Importantly, unlike the CCPA, which was put into place by the state legislature, Proposition 24 would be implemented by California voters, and would therefore be subject to additional constitutional protections. Specifically, the California State Constitution states that an initiative approved by the voters may not be amended or repealed by the legislature without first obtaining direct voter approval. Cal. Const., Art. II, §10. Indeed, restricting lawmakers’ ability to remove or reduce the initiative’s privacy protections was a major impetus for its placement on the ballot. Thus, unlike the CCPA, this measure would supersede any potentially conflicting legislation going forward and would be very difficult to limit or repeal. This would be compounded by the language of the initiative itself, which requires that any amendments that legislators do implement be “consistent with and further the purpose and intent of [the CPRA].”
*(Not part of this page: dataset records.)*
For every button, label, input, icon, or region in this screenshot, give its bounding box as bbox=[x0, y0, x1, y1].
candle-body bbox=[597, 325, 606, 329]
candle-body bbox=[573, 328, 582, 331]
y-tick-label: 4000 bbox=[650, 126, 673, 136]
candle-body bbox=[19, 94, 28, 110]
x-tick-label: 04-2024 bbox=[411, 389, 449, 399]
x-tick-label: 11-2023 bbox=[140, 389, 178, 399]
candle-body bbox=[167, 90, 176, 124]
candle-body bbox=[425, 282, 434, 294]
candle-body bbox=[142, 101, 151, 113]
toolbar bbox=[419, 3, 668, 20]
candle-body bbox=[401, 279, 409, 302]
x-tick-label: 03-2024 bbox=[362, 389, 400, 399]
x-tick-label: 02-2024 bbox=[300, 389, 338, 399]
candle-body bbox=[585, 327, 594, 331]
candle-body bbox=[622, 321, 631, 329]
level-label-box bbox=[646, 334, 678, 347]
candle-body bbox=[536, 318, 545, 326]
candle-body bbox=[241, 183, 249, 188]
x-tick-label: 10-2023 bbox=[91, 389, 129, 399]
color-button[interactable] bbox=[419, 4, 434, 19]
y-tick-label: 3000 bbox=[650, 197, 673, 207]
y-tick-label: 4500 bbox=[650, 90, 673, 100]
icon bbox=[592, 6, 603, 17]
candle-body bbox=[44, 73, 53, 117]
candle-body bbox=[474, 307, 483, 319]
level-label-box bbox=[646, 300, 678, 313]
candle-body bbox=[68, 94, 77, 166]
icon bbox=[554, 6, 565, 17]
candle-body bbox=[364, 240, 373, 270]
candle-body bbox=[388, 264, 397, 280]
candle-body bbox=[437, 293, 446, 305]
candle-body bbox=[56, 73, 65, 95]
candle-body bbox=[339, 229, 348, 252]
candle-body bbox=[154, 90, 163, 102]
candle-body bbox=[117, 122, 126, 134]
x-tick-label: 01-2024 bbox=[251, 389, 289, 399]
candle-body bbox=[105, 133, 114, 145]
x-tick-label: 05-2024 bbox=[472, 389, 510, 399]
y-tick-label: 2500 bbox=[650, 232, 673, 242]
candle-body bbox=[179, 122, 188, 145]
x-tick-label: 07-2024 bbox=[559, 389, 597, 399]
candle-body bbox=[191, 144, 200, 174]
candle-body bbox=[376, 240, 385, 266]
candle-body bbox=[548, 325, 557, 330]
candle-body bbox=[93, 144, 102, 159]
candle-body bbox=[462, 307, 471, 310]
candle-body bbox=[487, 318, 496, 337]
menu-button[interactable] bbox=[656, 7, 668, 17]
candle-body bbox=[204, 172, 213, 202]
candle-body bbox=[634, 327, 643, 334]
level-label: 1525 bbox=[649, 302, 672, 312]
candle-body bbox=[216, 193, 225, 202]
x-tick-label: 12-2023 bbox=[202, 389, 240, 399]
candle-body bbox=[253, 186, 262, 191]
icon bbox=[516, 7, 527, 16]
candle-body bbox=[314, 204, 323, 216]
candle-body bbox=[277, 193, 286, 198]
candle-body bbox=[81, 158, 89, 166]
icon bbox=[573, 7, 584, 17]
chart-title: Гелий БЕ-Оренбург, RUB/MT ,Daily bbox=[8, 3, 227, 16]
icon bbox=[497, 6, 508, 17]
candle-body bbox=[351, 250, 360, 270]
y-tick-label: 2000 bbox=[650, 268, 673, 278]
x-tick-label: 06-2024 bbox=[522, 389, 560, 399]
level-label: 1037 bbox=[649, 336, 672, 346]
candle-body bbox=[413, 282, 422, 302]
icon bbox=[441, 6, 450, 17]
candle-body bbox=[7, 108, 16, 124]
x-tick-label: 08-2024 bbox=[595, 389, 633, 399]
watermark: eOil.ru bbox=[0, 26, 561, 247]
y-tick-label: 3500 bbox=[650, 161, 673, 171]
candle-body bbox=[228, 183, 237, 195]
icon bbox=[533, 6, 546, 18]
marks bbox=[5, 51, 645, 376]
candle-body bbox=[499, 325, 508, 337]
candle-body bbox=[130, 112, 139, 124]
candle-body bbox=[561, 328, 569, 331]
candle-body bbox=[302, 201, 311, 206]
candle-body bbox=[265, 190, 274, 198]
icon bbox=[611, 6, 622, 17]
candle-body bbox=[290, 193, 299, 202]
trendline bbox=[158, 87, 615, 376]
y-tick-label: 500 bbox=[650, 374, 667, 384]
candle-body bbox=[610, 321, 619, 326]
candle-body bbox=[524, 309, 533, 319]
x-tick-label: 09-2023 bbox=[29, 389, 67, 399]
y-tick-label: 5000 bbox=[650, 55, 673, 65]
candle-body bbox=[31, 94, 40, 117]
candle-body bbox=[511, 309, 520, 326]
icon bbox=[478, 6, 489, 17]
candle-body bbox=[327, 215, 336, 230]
Notably, the CPRA would not go into effect until January 2023.[2] However, if passes (which it is likely to do), companies would be wise to start making plans early regarding how they will comply.


[1] This could affect advertisers’ ability to use Google Ads, or other cookie-based advertising algorithms to determine ad placement.

[2] Given that the CCPA has already gone into effect, businesses that transact personal information of between 50-100,000 consumers will likely need to continue complying with its requirements in the intervening period, until contrary guidance is issued by the Attorney General’s office.

DISCLAIMER: Because of the generality of this update, the information provided herein may not be applicable in all situations and should not be acted upon without specific legal advice based on particular situations.